There is an irony here. TSMC is both ASML's largest customer and its biggest competitor in the packaging space. TSMC buys enormous volumes of EUV machines. It also controls the packaging capabilities that now define AI chip performance. ASML entering that market doesn't just create a new revenue line - it creates a structural tension with the company that keeps it solvent.

The 247 Wall Street analysis floating around financial circles frames this as ASML potentially committing "de-worsification" - legendary investor Peter Lynch's term for companies that diversify into businesses they don't understand, destroying value in the process. That framing is too simple. ASML's core competency is precision nanoscale engineering. Packaging requires exactly that. The more accurate risk is execution complexity: managing two distinct product lines, two sets of customer relationships, two roadmaps, in a market where the most capable player currently does both in-house.

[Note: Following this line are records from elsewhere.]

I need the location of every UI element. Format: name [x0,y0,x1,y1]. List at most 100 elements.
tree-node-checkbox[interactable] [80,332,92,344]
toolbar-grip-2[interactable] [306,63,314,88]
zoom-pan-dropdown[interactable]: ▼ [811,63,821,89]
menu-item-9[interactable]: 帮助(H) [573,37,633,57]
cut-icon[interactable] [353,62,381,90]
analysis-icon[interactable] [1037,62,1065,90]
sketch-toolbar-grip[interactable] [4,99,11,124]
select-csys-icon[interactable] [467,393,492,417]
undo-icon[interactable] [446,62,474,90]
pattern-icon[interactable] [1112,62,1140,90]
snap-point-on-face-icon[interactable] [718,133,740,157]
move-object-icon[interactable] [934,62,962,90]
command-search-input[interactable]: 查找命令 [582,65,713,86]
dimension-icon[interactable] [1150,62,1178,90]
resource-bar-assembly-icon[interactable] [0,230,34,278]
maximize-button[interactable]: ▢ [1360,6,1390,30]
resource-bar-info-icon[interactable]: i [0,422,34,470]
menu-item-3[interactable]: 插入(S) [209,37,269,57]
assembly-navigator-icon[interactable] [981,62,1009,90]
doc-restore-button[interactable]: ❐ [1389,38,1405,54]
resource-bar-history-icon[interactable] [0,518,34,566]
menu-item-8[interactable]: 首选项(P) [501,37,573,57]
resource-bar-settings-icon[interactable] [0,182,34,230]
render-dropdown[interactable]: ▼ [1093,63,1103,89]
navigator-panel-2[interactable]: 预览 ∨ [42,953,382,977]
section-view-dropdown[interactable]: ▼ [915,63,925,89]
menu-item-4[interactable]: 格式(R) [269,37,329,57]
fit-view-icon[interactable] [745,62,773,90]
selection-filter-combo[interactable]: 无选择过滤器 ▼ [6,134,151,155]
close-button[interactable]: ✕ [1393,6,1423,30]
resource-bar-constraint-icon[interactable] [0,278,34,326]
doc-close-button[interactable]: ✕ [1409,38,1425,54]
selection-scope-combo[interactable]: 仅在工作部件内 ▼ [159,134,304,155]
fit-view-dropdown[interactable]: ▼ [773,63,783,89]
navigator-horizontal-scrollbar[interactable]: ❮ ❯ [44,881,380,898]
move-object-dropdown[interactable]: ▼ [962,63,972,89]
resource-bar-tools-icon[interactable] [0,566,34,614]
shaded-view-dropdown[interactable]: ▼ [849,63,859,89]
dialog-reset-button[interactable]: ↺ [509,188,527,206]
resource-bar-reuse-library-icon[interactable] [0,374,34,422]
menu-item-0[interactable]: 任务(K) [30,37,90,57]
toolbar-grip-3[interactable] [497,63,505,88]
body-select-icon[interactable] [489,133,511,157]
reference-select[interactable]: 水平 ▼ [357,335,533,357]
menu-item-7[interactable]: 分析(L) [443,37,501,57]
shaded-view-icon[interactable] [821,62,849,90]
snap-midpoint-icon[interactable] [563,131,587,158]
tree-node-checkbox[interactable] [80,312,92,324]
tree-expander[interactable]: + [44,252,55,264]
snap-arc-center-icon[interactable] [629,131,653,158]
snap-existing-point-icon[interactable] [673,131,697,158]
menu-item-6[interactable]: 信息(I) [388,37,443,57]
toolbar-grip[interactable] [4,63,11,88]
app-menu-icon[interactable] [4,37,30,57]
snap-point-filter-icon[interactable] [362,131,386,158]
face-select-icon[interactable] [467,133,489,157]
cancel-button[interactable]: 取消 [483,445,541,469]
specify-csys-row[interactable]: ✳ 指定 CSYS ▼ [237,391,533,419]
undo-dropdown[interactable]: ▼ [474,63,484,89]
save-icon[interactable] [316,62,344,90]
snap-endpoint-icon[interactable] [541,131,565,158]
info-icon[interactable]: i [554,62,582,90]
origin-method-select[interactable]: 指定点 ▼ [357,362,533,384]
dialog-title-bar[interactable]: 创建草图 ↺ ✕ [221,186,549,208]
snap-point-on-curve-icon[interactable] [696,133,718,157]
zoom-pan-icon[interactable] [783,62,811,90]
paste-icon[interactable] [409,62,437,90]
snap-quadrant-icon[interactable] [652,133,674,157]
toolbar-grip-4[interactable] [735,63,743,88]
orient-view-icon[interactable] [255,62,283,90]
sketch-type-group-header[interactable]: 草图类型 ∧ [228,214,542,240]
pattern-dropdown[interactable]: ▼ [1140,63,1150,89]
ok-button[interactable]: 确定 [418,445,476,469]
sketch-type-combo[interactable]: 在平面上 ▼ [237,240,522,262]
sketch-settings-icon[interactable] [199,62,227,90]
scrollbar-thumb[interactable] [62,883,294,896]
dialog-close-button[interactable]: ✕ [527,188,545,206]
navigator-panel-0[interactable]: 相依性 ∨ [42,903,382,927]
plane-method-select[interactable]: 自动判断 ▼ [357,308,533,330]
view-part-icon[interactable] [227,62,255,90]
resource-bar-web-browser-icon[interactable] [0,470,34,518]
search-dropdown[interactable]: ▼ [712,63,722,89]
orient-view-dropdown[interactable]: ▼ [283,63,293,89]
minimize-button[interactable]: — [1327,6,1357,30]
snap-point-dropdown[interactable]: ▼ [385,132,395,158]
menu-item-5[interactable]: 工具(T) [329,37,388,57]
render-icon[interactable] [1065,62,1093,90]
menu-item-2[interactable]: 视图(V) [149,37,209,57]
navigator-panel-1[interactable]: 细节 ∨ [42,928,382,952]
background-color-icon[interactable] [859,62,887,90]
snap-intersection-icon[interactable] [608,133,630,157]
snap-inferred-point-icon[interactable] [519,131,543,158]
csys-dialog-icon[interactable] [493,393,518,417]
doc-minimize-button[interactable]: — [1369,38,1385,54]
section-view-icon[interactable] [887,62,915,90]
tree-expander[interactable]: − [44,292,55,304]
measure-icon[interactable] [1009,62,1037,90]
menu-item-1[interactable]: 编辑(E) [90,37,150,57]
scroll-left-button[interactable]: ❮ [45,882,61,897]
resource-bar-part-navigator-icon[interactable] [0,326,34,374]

Timing the AI Infrastructure Crunch

The move comes as AI infrastructure spending is running hotter than anyone predicted. Brookfield, Microsoft, and Google have committed hundreds of billions to data center build-out through 2030. All of that compute depends on chip supply. The advanced packaging bottleneck is real: TSMC has been capacity-constrained on CoWoS for two years, throttling Nvidia's ability to ship H100s and H200s at scale. That bottleneck is why ASML is moving. There is money sitting on the table, and TSMC cannot pick it up fast enough.

If ASML's packaging tools land on schedule - and semiconductor equipment timelines rarely do - it could meaningfully expand global AI chip output capacity by the late 2020s. Not by making chips faster. By making it possible to connect more of them, more efficiently, more cheaply. That is where the next wave of AI performance lives.

ASML already controls when the world can shrink its chips. It is now building the tools to control how the world stacks them. The company's monopoly on chipmaking bottlenecks just got one layer deeper.